Il secondo suggerimento è più serio. La radice della cultura è l’emulazione e, a causa dello schermo in mano, stiamo imparando a emulare ciò che è sotto di noi. La cultura tradizionale riguardava l’imitazione di ciò che è sopra di noi: gli esempi e traguardi che conferiscono dignità all’ordine sociale e che ci insegnano a essere orgogliosi di esso. I social media costituiscono una minaccia per questa cultura e per l’idea di affidabilità sulla quale essa poggia; la reazione adeguata alle odierne angherie consiste perciò nello sforzarsi di promuovere un rinnovamento culturale, attraverso l’insegnamento e l’esempio, e attraverso la drammatizzazione degli abusi, come Shakespeare ha drammatizzato l’abuso della legge in Il mercante di Venezia.
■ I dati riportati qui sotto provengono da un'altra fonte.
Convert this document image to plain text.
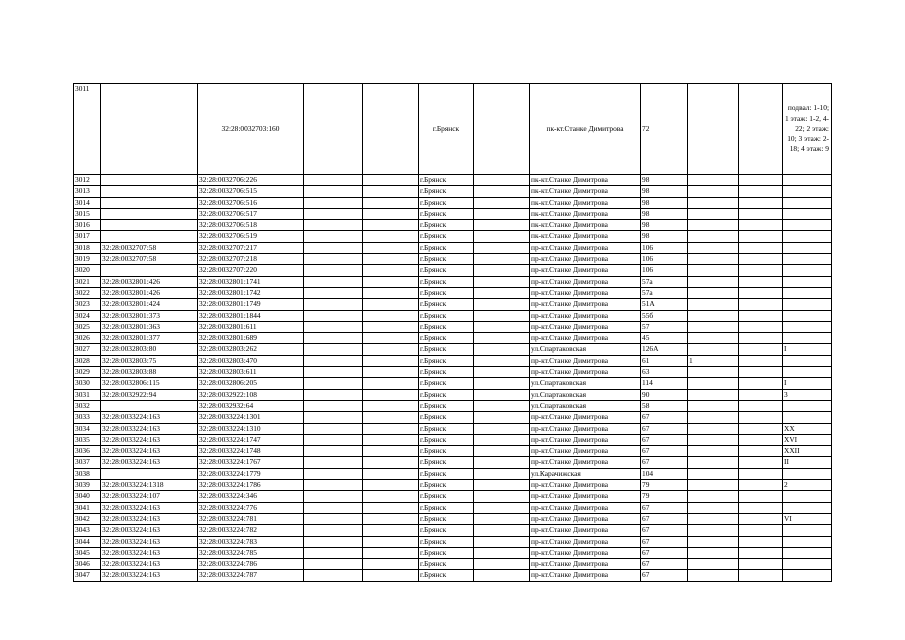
3011		32:28:0032703:160			г.Брянск		пк-кт.Станке Димитрова	72			подвал: 1-10; 1 этаж: 1-2, 4-22; 2 этаж: 10; 3 этаж: 2-18; 4 этаж: 9
3012		32:28:0032706:226			г.Брянск		пк-кт.Станке Димитрова	98			
3013		32:28:0032706:515			г.Брянск		пк-кт.Станке Димитрова	98			
3014		32:28:0032706:516			г.Брянск		пк-кт.Станке Димитрова	98			
3015		32:28:0032706:517			г.Брянск		пк-кт.Станке Димитрова	98			
3016		32:28:0032706:518			г.Брянск		пк-кт.Станке Димитрова	98			
3017		32:28:0032706:519			г.Брянск		пк-кт.Станке Димитрова	98			
3018	32:28:0032707:58	32:28:0032707:217			г.Брянск		пр-кт.Станке Димитрова	106			
3019	32:28:0032707:58	32:28:0032707:218			г.Брянск		пр-кт.Станке Димитрова	106			
3020		32:28:0032707:220			г.Брянск		пр-кт.Станке Димитрова	106			
3021	32:28:0032801:426	32:28:0032801:1741			г.Брянск		пр-кт.Станке Димитрова	57а			
3022	32:28:0032801:426	32:28:0032801:1742			г.Брянск		пр-кт.Станке Димитрова	57а			
3023	32:28:0032801:424	32:28:0032801:1749			г.Брянск		пр-кт.Станке Димитрова	51А			
3024	32:28:0032801:373	32:28:0032801:1844			г.Брянск		пр-кт.Станке Димитрова	55б			
3025	32:28:0032801:363	32:28:0032801:611			г.Брянск		пр-кт.Станке Димитрова	57			
3026	32:28:0032801:377	32:28:0032801:689			г.Брянск		пр-кт.Станке Димитрова	45			
3027	32:28:0032803:80	32:28:0032803:262			г.Брянск		ул.Спартаковская	126А			I
3028	32:28:0032803:75	32:28:0032803:470			г.Брянск		пр-кт.Станке Димитрова	61	1		
3029	32:28:0032803:88	32:28:0032803:611			г.Брянск		пр-кт.Станке Димитрова	63			
3030	32:28:0032806:115	32:28:0032806:205			г.Брянск		ул.Спартаковская	114			I
3031	32:28:0032922:94	32:28:0032922:108			г.Брянск		ул.Спартаковская	90			3
3032		32:28:0032932:64			г.Брянск		ул.Спартаковская	58			
3033	32:28:0033224:163	32:28:0033224:1301			г.Брянск		пр-кт.Станке Димитрова	67			
3034	32:28:0033224:163	32:28:0033224:1310			г.Брянск		пр-кт.Станке Димитрова	67			XX
3035	32:28:0033224:163	32:28:0033224:1747			г.Брянск		пр-кт.Станке Димитрова	67			XVI
3036	32:28:0033224:163	32:28:0033224:1748			г.Брянск		пр-кт.Станке Димитрова	67			XXII
3037	32:28:0033224:163	32:28:0033224:1767			г.Брянск		пр-кт.Станке Димитрова	67			II
3038		32:28:0033224:1779			г.Брянск		ул.Карачижская	104			
3039	32:28:0033224:1318	32:28:0033224:1786			г.Брянск		пр-кт.Станке Димитрова	79			2
3040	32:28:0033224:107	32:28:0033224:346			г.Брянск		пр-кт.Станке Димитрова	79			
3041	32:28:0033224:163	32:28:0033224:776			г.Брянск		пр-кт.Станке Димитрова	67			
3042	32:28:0033224:163	32:28:0033224:781			г.Брянск		пр-кт.Станке Димитрова	67			VI
3043	32:28:0033224:163	32:28:0033224:782			г.Брянск		пр-кт.Станке Димитрова	67			
3044	32:28:0033224:163	32:28:0033224:783			г.Брянск		пр-кт.Станке Димитрова	67			
3045	32:28:0033224:163	32:28:0033224:785			г.Брянск		пр-кт.Станке Димитрова	67			
3046	32:28:0033224:163	32:28:0033224:786			г.Брянск		пр-кт.Станке Димитрова	67			
3047	32:28:0033224:163	32:28:0033224:787			г.Брянск		пр-кт.Станке Димитрова	67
Dobbiamo spiegare ai bambini la presunzione di innocenza che giace al cuore della nostra eredità legale, e la protezione da tutti gli intimidatori o sfruttatori che questa offre alle persone comuni. Dovremmo mostrare perché il rispetto per gli altri implichi il rispetto per la loro privacy, per i loro segreti, per tutto ciò che è intimo e di nessun interesse pubblico.

 

Tutto ciò è più facile a dirsi che a farsi, direte voi, e direste bene. Qualsiasi cosa davvero di valore è più facile a dirsi che a farsi. Siamo invischiati in una palude culturale e dobbiamo districarci, ma possiamo farlo solo attraverso mezzi culturali. Il popolo è tentato da una deteriore ragnatela di gossip, e si sta intrappolando nei suoi viscidi filamenti. Per combattere contro questa istanza dobbiamo mostrare, attraverso l’esempio, come vivere in un altro modo, come liberarsi dalla ragnatela prima di cedere al circolo vizioso della perfidia e finire divorati, anima e corpo, dal ragno della “post-verità”.

 

Gli insegnanti dovrebbero vedere come loro principale obiettivo quello di allertare gli allievi dinanzi alle nuove tentazioni del ragno, affinché possano approcciarsi ad altre persone con rispetto. Questa educazione è ciò che Platone intendeva come cura dell’anima, e la considerava l’indispensabile fondamento della vita politica. Credo che su questo argomento Platone avesse ragione, definendo un compito che investe tutti noi, inclusi i media nazionali.

 

 

Nota del curatore: per dovere morale, è necessario fornire un paio di riferimenti, uno giornalistico e uno non giornalistico, circa la vicenda relativa a Mr. Green menzionata nell’articolo (da The Guardian: Damian Green: timeline of how a leak led to a downfall; questo è invece il riassunto delle indagini del Cabinet OfficeSummary of the Cabinet Secretary's report on allegations about Damian Green's conduct). È però fondamentale evidenziare che essi non intendono affatto riaccendere la polemica suddetta né rinnovare alcuna accusa o anche solo memoria di accuse poiché le contingenze del caso particolare non intaccano in alcun modo il cuore del discorso di Sir Scruton, che mira a mostrare quanto la cultura che rende possibile la presunzione di innocenza sia imprescindibile.